Basically, guards like beforeRouteLeave work well as long as you stay within the Vue Router methods. However, when you go back() or go() Vue Router simply passes the control over to the browser to navigate and the URL changes right away (as does the route history). Therefore, the path changes regardless of the guard. As @amxmln points out, this is a huge problem in many applications (mine are enterprise-level PWAs).

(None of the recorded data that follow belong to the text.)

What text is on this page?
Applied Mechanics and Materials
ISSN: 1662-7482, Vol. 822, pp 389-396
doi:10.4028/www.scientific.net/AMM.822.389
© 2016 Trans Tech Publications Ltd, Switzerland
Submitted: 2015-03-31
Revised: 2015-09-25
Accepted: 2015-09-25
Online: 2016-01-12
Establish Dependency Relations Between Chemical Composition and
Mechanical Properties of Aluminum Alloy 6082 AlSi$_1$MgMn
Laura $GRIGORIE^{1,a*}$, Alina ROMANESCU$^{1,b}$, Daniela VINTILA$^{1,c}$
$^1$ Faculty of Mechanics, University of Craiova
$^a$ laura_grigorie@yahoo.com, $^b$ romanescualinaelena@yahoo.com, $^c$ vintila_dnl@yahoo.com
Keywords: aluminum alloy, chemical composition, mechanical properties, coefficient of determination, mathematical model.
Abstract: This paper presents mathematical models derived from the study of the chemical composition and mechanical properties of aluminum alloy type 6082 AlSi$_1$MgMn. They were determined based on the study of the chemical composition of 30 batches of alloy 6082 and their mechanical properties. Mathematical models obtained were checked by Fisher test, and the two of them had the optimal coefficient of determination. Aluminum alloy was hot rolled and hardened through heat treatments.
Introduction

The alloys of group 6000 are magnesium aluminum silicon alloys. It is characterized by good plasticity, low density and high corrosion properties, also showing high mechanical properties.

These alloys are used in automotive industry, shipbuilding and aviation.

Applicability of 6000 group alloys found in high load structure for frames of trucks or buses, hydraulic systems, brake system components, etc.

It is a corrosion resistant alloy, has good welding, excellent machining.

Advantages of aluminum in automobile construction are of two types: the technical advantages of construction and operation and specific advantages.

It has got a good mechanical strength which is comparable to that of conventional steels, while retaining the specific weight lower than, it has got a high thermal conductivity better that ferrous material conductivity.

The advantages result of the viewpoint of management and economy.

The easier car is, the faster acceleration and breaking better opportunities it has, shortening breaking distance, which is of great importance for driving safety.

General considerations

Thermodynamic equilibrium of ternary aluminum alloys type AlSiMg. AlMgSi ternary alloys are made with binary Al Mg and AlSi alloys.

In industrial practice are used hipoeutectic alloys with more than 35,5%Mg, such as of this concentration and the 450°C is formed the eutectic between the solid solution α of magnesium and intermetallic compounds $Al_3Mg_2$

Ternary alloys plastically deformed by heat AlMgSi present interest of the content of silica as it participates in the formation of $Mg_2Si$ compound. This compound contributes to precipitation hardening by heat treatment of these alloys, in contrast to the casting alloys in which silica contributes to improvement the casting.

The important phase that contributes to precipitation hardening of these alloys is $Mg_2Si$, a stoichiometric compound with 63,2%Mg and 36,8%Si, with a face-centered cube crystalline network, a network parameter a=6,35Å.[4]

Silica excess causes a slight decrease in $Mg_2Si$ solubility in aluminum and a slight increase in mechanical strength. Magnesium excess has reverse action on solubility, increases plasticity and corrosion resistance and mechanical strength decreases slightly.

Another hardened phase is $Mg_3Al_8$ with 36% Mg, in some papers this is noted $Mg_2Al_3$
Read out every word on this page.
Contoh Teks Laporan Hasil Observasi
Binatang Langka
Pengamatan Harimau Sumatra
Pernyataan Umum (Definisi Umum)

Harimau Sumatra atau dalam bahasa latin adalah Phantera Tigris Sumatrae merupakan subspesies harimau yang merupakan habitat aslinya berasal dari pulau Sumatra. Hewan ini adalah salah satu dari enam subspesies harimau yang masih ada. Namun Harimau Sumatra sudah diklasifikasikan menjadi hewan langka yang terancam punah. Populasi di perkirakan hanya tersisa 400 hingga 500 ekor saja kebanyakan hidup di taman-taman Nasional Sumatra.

To accommodate this, the first thing I did was to create a "routeHistory" plugin which uses other guards to add routes to a store. I can't share the code as it's a corporate project, but you should be able to find sample code of creating route history. I also created a few getters to do things like get the current and previous route data (which is also used extensively to know where the user came from, which is important in many cases). Also, mutations to addRoute, updateRoute, deleteRoute, etc. Basically, using the Vue Router guards to create a perfect route history. I only store the last 10 routes, as I can't think of a reason why more than even a couple would be useful. But, store more if you have the need.

Then, once there's a correctly working routeHistory store, a back() action was created to replace the Vue Router back(). All it basically does is a router.push() to the previous route in the routeHistory store. Because it's doing a push(), the Vue Router guards will trigger and NOT go back as the guard blocks it. If your guard (beforeRouteLeave) allows, in the .then() you simply clean up the routeHistory so it's all correct (I believe this is just two .shifts() on the routeHistory).

After this was built, I simply did a search/replace for everywhere in the app where we were doing a router.back() and replaced it with a routeHistory.back(). Everything works perfectly.

Soapbox: I believe Vue Router should have a routeHistory built right in (this has always annoyed me). I've yet to do a project where I didn't need to know information about the previous route. Just storing the last 10 routes would be enough.
If this was done, the .back() and .go() functions could be rewritten to .push() to the desired route and then correctly adjust the routeHistory. This is an easy lift, but it would be very valuable and resolve the problem identified in this issue.